How External Medium outside Prestellar Cores Affects Protostellar Growth: Variations in Accretion Rate and Evolution of Disks and Outflows

Abstract

We investigate how the external medium surrounding prestellar cores affects the star formation process by conducting three-dimensional resistive magnetohydrodynamic simulations. The initial cores follow critical Bonnor-Ebert profiles and are embedded in environments with different ambient densities. The simulations follow the evolution at least until the envelope mass within a radius equal to twice the critical Bonnor-Ebert radius drops to 35% of the initial cloud mass. We reveal that in environments with higher external density, enhanced mass inflow from the envelope leads to Bondi-like accretion as the protostellar mass increases. The continued inflow substantially increases the final stellar mass, resulting in star formation efficiencies that appear to exceed unity in dense environments.

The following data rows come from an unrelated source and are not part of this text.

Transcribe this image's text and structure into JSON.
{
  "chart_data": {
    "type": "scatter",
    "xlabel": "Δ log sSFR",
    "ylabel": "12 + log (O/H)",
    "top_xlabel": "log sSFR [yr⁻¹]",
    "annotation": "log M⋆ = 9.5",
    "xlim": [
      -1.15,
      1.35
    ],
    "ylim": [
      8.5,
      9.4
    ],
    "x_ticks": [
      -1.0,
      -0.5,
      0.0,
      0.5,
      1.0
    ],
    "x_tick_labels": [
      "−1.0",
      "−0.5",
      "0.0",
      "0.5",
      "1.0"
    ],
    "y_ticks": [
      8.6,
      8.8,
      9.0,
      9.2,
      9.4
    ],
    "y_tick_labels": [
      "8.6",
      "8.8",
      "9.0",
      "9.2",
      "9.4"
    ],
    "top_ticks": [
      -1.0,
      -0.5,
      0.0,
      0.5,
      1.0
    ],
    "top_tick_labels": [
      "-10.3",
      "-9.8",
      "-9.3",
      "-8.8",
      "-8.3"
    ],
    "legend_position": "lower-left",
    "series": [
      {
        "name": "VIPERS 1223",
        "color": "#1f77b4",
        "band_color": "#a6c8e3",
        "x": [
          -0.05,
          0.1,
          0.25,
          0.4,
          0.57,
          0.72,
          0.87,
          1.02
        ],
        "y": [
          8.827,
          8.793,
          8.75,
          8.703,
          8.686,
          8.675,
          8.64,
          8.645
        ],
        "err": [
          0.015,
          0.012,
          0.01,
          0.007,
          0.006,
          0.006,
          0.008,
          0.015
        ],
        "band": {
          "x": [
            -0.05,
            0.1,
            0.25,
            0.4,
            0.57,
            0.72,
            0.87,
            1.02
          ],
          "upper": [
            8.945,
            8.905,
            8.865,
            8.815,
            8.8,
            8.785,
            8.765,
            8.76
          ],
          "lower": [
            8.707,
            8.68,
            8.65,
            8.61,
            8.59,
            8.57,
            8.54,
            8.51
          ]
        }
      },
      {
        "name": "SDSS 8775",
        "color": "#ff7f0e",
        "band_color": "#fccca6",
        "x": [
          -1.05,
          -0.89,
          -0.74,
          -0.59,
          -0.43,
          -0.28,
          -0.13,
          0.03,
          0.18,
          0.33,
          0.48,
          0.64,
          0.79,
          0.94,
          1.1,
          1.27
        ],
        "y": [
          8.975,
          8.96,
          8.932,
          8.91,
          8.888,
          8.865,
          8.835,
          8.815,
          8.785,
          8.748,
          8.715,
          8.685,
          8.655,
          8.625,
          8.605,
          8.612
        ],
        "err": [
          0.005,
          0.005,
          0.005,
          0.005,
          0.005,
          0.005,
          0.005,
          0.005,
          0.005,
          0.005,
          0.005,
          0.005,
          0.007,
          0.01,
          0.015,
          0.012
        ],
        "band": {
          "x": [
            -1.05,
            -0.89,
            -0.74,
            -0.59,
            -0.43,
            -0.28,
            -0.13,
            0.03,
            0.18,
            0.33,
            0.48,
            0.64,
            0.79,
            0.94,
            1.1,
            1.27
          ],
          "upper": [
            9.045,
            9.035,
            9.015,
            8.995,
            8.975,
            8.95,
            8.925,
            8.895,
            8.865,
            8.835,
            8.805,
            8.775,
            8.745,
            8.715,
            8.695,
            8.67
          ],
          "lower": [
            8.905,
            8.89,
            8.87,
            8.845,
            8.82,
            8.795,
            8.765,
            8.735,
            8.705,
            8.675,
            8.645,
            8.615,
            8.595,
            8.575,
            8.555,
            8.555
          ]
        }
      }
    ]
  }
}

The external medium also influences the evolution of circumstellar disks and protostellar outflows: with the high-density external medium, disks grow rapidly but their mass becomes smaller relative to the protostellar mass, and the outflow is sustained over a long duration. However, the ratio of angular momentum removed by outflows and magnetic braking to that introduced by inflowing gas decreases with increasing external density. These results suggest that the density of the external medium regulates not only protostellar mass growth but also the inflow-outflow balance and angular momentum transport in magnetized, rotating star-forming cores.

Figures (10)

• Figure 1: The initial density profile in the radial direction for each model. The gray dotted and dash-dotted lines represent one and two times the critical Bonnor-Ebert radius, corresponding to $R_{\rm 1BE} = 2.9 \times 10^{-2}\, \rm{pc}$ and $R_{\rm 2BE} = 5.7 \times 10^{-2}\, \rm{pc}$. The color maps are the 2D initial density slice in the $y=0$ plane for the model B2H and B2L. The white dotted and dash-dotted circles in the color maps indicate the positions of $r = R_{\rm 1BE}$ and $r = R_{\rm 2BE}$.
• Figure 2: Density distributions on $z=0$ (top) and $y=0$ (bottom) planes for models B2H (left), B2 (middle) and B2L (right). Each panel shows the snapshot at $M_{\rm env}/M_{\rm 2BE,0}=0.35$. The white dotted and dash-dotted circles in the bottom panels represent the positions of $r = R_{\rm 1BE}$ and $r = R_{\rm 2BE}$.
• Figure 3: Mass fractions of the protostar ($M_{\rm ps}$, red), disk ($M_{\rm disk}$, yellow), outflow ($M_{\rm out}$, blue), ejected gas ($M_{\rm eject}$, gray), and envelope ($M_{\rm env}$, green), relative to the initial cloud mass ($M_{\rm 2BE,0}$) are plotted against protostellar mass $M_{\rm ps}$. The results are plotted up to the point where $M_{\rm mps} = 0.89$, $0.52$, and $0.27\,{\rm M}_\odot$ for models B2H, B2, and B2L, corresponding to the stage each simulation has reached. For all models, the evolution after the envelope mass $M_{\rm env}$ decreases to $35\,\%$ of the initial cloud mass $M_{\rm 2BE, 0}$ is shown with lighter colors.
• Figure 4: Mass accretion rate onto the protostar, $\dot{M}_{\rm ps}$, for models B2H (red), B2 (black), and B2L (blue). The left panel shows $\dot{M}_{\rm ps}$ plotted against protostellar mass $M_{\rm ps}$, and the right panel against time since protostar formation. Thin lines indicate the mass accretion rate onto the protostars at each time. Thick lines are moving averages along the horizontal axis. The white-edged circles mark the epochs at which the envelope mass $M_{\rm env}$ has decreased to $50\,\%$ of the initial cloud mass $M_{\rm 2BE,0}$ for each model, corresponding to protostellar masses of approximately $0.32\,{\rm M}_\odot$ (B2H), $0.12\,{\rm M}_\odot$ (B2), and $0.11\,{\rm M}_\odot$ (B2L). The white-edged squares mark the epochs when $M_{\rm env}$ has decreased to $35\,\%$ of $M_{\rm 2BE,0}$, corresponding to protostellar masses of approximately $0.85\,{\rm M}_\odot$ (B2H), $0.24\,{\rm M}_\odot$ (B2), and $0.16\,{\rm M}_\odot$ (B2L). The subsequent evolution beyond these epochs is shown with lighter colors.
• Figure 5: Mass accretion rates onto the protostar plotted against protostellar mass for models B2H (red), B2 (black), and B2L (blue). The shaded regions indicate the range of Bondi accretion rates estimated for each model, using the gas density at $r = R_{\rm 1BE}$ (upper bound) and $r = R_{\rm 2BE}$ (lower bound).